We’re assuming that Geraint Thomas does indeed decide to race the Giro d’Italia, in which case Ineos would be left without a bonafide and ready challenger. Bernal probably needs more time to prove his resistance with back-to-back stage races in the spring, and it’s too soon for Tom Pidcock. Porte has quit, Carapaz and Yates have left and Tao Geohegan Hart couldn’t make the Tour team in 2022. So the question is whether the team would throw Carlos Rodriguez into the deep end or back Martinez, who after all, was meant to share leadership with Yates at the start of this year’s race. Martinez doesn’t have a grand tour pedigree like most of the riders on this list but he was super impressive when helping Bernal win the Giro in 2021. There’s a huge difference between being a super domestique of that level and challenging for a podium at the Tour de France but that’s the situation Ineos find themselves in. They’ve banked a huge amount on youth without having an immediate plan to challenge for a race they dominated for almost a decade. Time will tell as to whether that was the right call.

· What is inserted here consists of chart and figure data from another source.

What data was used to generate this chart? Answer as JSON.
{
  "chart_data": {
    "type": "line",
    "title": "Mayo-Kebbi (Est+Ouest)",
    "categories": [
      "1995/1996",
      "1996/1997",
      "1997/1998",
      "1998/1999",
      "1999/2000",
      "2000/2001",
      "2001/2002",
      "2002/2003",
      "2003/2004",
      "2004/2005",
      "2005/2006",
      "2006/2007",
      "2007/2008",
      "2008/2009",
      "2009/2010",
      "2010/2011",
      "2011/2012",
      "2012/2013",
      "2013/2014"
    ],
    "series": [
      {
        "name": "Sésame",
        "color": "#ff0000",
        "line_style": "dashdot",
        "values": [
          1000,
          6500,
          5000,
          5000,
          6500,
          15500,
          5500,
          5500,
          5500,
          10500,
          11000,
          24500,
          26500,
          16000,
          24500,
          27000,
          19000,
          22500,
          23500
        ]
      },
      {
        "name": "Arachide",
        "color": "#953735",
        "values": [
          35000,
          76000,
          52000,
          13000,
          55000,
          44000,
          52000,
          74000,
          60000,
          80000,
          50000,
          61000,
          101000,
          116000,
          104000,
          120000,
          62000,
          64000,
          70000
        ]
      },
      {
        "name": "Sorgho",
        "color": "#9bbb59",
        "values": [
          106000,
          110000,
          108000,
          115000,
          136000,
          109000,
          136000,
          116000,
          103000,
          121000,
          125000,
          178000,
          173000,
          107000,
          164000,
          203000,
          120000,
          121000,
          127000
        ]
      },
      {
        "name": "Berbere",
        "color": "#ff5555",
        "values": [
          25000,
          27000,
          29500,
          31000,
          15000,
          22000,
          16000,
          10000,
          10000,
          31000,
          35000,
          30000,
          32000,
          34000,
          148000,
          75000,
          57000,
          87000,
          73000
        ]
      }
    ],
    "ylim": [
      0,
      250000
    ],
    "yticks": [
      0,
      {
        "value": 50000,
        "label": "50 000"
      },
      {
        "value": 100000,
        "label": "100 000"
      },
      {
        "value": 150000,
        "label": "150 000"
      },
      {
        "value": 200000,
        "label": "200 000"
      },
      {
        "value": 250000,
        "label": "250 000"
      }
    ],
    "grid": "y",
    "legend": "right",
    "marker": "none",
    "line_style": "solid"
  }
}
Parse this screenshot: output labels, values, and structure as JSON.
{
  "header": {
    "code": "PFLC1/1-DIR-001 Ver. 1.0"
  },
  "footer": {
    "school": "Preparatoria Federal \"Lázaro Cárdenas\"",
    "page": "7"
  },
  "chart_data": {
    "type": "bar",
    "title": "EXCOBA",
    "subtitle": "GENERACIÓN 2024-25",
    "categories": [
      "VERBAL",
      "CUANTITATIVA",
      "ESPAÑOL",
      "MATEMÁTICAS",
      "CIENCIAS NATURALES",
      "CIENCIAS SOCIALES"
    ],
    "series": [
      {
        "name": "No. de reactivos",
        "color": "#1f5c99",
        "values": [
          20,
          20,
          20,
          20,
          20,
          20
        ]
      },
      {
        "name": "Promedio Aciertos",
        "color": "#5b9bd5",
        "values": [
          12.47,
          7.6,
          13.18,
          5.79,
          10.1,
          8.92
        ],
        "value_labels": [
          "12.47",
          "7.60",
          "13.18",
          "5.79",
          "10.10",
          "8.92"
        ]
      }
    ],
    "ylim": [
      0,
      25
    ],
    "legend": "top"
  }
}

Ben O’Connor (AG2R-Citroën)
Tour de France pedigree: 4th in 2021, and won a stage
Nothing went right for the Australian at the Tour in 2022 with a series of crashes and bad luck knocking him from pillar to post before he eventually withdrew. He deserves another crack at the GC, with a route that suits his qualities as a rider. The main priority will be ensuring that AG2R-Citroën can provide cover through the first ten days, and losing Bob Jungels to Bora is a massive blow in that regard.